Terrence Malick La rabbia giovane
1973 » RECENSIONE | Drammatico
Con Martin Sheen, Sissy Spacek, Ramon Bieri, John Carter, Warren Oates
06/10/2017 di Claudio Mariani
Film a suo modo storico, a partire dalla storpiatura del titolo che dall’originale, sintetico e programmatico Badlands passa al meno artistico La rabbia giovane. Certo, l’argomento è comunque azzeccato, ma questa rabbia era meglio farla scoprire allo spettatore anche senza indicargliela direttamente nel titolo. Le badlands sono invece la direzione geografica dove si dirige il venticinquenne Kit, ma anche la posizione/condizione in cui si trova la sua mente confusa. Lui è una sorta di James Dean, che svolge lavori umili con poco interesse ma senza farsi troppe domande, nell’inedia totale. Però la sua attenzione è rapita dall’angelica quindicenne Holly con la quale fugge dopo avere ammazzato, apparentemente senza senso, il genitore di lei. Inizia un viaggio che porterà Kit ad uccidere sempre di più, in modo facile, distaccato, alla frenetica ricerca di qualcosa a cui non riesce dare un nome.
Inizia così un road movie, che è anche un perfetto film sul disagio giovanile, un film sulla provincia americana, un film sulle sue tante contraddizioni, la più evidente delle quali è la violenza facile, quasi inspiegabile e fine a se stessa. La spietatezza è rappresentata in forma quasi didascalica, senza esprimere giudizi: Kit sembra agire con la rassegnazione di chi sa che “tutto deve succedere, e allora perché farsene un problema?”. Una delle scene più spietate di tutti i tempi non mostra una delle molte uccisioni, ma vede il protagonista sparare inutilmente dalla botola di una cantina dove lui aveva rinchiuso una coppia di avventori, senza sapere se li abbia colpiti o no.

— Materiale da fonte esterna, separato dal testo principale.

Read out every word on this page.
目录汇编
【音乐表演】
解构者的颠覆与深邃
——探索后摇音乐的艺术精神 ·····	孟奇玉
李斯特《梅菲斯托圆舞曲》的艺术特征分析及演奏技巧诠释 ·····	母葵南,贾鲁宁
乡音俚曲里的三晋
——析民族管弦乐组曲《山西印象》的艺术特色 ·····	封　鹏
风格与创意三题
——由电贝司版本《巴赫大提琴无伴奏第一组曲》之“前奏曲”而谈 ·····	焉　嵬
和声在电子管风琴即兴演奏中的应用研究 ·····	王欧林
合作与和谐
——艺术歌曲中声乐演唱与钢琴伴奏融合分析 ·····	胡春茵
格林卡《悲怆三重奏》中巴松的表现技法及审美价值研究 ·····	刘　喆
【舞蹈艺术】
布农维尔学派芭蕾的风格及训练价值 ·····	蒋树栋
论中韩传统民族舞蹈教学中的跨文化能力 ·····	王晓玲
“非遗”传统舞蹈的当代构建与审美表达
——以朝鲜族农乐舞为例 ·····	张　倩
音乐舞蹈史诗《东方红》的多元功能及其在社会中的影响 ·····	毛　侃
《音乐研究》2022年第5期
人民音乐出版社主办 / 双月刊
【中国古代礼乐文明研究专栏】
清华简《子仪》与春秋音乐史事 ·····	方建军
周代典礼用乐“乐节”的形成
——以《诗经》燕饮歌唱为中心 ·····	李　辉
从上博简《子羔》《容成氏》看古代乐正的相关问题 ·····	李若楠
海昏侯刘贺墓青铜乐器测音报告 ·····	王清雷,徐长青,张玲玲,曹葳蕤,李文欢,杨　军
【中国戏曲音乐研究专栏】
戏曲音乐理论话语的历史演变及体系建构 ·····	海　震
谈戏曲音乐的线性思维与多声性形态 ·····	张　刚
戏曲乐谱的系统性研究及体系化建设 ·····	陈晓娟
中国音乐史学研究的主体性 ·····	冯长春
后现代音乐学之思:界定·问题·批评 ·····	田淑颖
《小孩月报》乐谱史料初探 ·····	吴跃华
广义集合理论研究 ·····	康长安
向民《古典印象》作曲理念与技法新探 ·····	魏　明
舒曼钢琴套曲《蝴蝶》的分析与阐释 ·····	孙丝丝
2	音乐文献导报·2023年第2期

Alla fine il cattivo è percepito come divo, come buono, anche dagli stessi agenti che lo catturano. Forse non esiste il bene assoluto? Buoni e cattivi, se rigirati, sono tutti sulla stessa barca? Tanti quesiti, sempre attuali, ma forse per la prima volta presentati così lucidamente.
Ispirato parzialmente ad una storia vera, inizia qua la leggenda del più misterioso dei registi, un Terrence Malick che si fa aiutare dallo scenografo Jack Fisk che lo seguirà per i trent’anni successivi.
Attori perfetti e assoluti mattatori, entrambi lanciati nell’Olimpo del cinema: da un già adulto Martin Sheen, semplicemente perfetto, ad una splendida Sissy Spacek, con il viso sempre a metà tra l’adolescenza e la tarda maturità. La loro è un’alchimia assoluta.
E’ un film a suo modo spietato, condito da una musica accomodante, paesaggi splendidi e facce bellissime, voce narrante e quasi sognante di lei, un mix che ci fa pensare, al giorno d’oggi, a una regista come Sophia Coppola, che sicuramente avrà nel film di Malick uno dei suoi massimi riferimenti. Di lì a poco, Martin Sheen avrebbe lavorato col padre di lei, Francis Ford, in Apocalypse Now. Forse lui lo scelse anche per le scene di “sopravvivenza” di Kid nelle foreste delle badlands, il primo anello di una catena di riferimenti che sarebbe arrivata fino ai giorni nostri, ma questa è un’altra storia…
Un film che è divenuto un classico, da ricordare e vivisezionare in ogni sua scena.